The Look of Silence
Directed by Joshua Oppenheimer
In The Act of Killing, his previous documentary, director Joshua Oppenheimer employed an innovative technique to explore the atrocities committed under Indonesia’s military dictatorship. The film followed several death squad leaders who were responsible for exterminating thousands of accused communists. Oppenheimer provided these men with financing and production crews, allowing them to recreate their appalling actions on film. It was his hope that by confronting their past in this manner, the men would experience some level of remorse or moral responsibility for their actions. The Look of Silence, Oppenheimer’s companion piece to The Act of Killing, is not nearly as experimental or original as its predecessor. This is not to say that the film is without power. On the contrary, in some ways Silence cuts even deeper than its companion.
Whereas Killing followed the perpetrators of the mass murders, Silence focuses on the victims. Adi is a door-to-door optometrist whose brother was brutally murdered by a death squad. While most of the older people in Adi’s community choose to ignore the events of the past, his mother still mourns for the loss of her son. Inspired by her grief and working with Oppenheimer on his previous film, Adi begins to seek out and interview the men responsible for killing his brother. His goal is similar to what Oppenheimer’s was in Killing: make these men understand the gravity and inhumanity of their past actions. Adi’s approach, though, is far more direct than Oppenheimer’s, and it is also far more dangerous – many of these former squad leaders still hold some level of influence over their communities. By openly confronting these men, Adi places himself and his family at risk. However, he never strays from his mission. Coming to terms with the cruelties of the past is more important than his personal safety.

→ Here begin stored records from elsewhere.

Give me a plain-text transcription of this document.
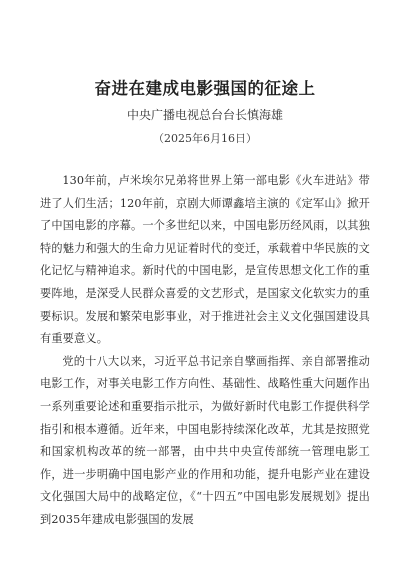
奋进在建成电影强国的征途上
中央广播电视总台台长慎海雄
（2025年6月16日）

130年前，卢米埃尔兄弟将世界上第一部电影《火车进站》带进了人们生活；120年前，京剧大师谭鑫培主演的《定军山》掀开了中国电影的序幕。一个多世纪以来，中国电影历经风雨，以其独特的魅力和强大的生命力见证着时代的变迁，承载着中华民族的文化记忆与精神追求。新时代的中国电影，是宣传思想文化工作的重要阵地，是深受人民群众喜爱的文艺形式，是国家文化软实力的重要标识。发展和繁荣电影事业，对于推进社会主义文化强国建设具有重要意义。

党的十八大以来，习近平总书记亲自擘画指挥、亲自部署推动电影工作，对事关电影工作方向性、基础性、战略性重大问题作出一系列重要论述和重要指示批示，为做好新时代电影工作提供科学指引和根本遵循。近年来，中国电影持续深化改革，尤其是按照党和国家机构改革的统一部署，由中共中央宣传部统一管理电影工作，进一步明确中国电影产业的作用和功能，提升电影产业在建设文化强国大局中的战略定位，《“十四五”中国电影发展规划》提出到2035年建成电影强国的发展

There are many confrontations throughout Silence, and each one of them provides an emotionally ravaging experience. The blood boils as these squad leaders fondly reminisce about decapitating supposed communists and cutting off the breasts of women. Tension builds when Adi calls the men’s morality into question, and they react with threats or raised voices. Finally, disappointment arises when it becomes clear that these killers will never take responsibility for their transgressions. It is here that the irony of Adi’s profession comes into play: this man makes a living helping people see the world more clearly, but he cannot compel these men to look to the past with open eyes.
As with his previous work, Oppenheimer distinguishes himself as one of the best documentarians working today. Though both of his films are rooted in the past, they are inextricably tied to the present. He does not rely on stock footage or talking head interviews. He is, above all else, a humane director, more concerned with documenting the tragic legacy of the Indonesian massacre than with detailing various facts or figures.
Right from the beginning, it is clear that Adi will not reach his intended goal. Making these men fully understand the gravity of their actions is a near impossibility. However, this does not make Adi’s journey any less harrowing or significant. Through his interviews and insights into his personal life, viewers are exposed to the insurmountable grief and sorrow experienced by victims’ families. At various moments throughout the film, the camera lingers on Adi’s face, and it becomes clear what constitutes a “look of silence.” As the death squad leaders gleefully recount their most appalling exploits, Adi’s countenance conveys a range of emotions: rage, anguish, disappointment. It also seems to disclose the very questions that will be on many viewers’ minds after seeing the film: How do the perpetrators of so many human atrocities simply ignore their past sins? What does it say about humanity when morality and remorse are so effortlessly dismissed?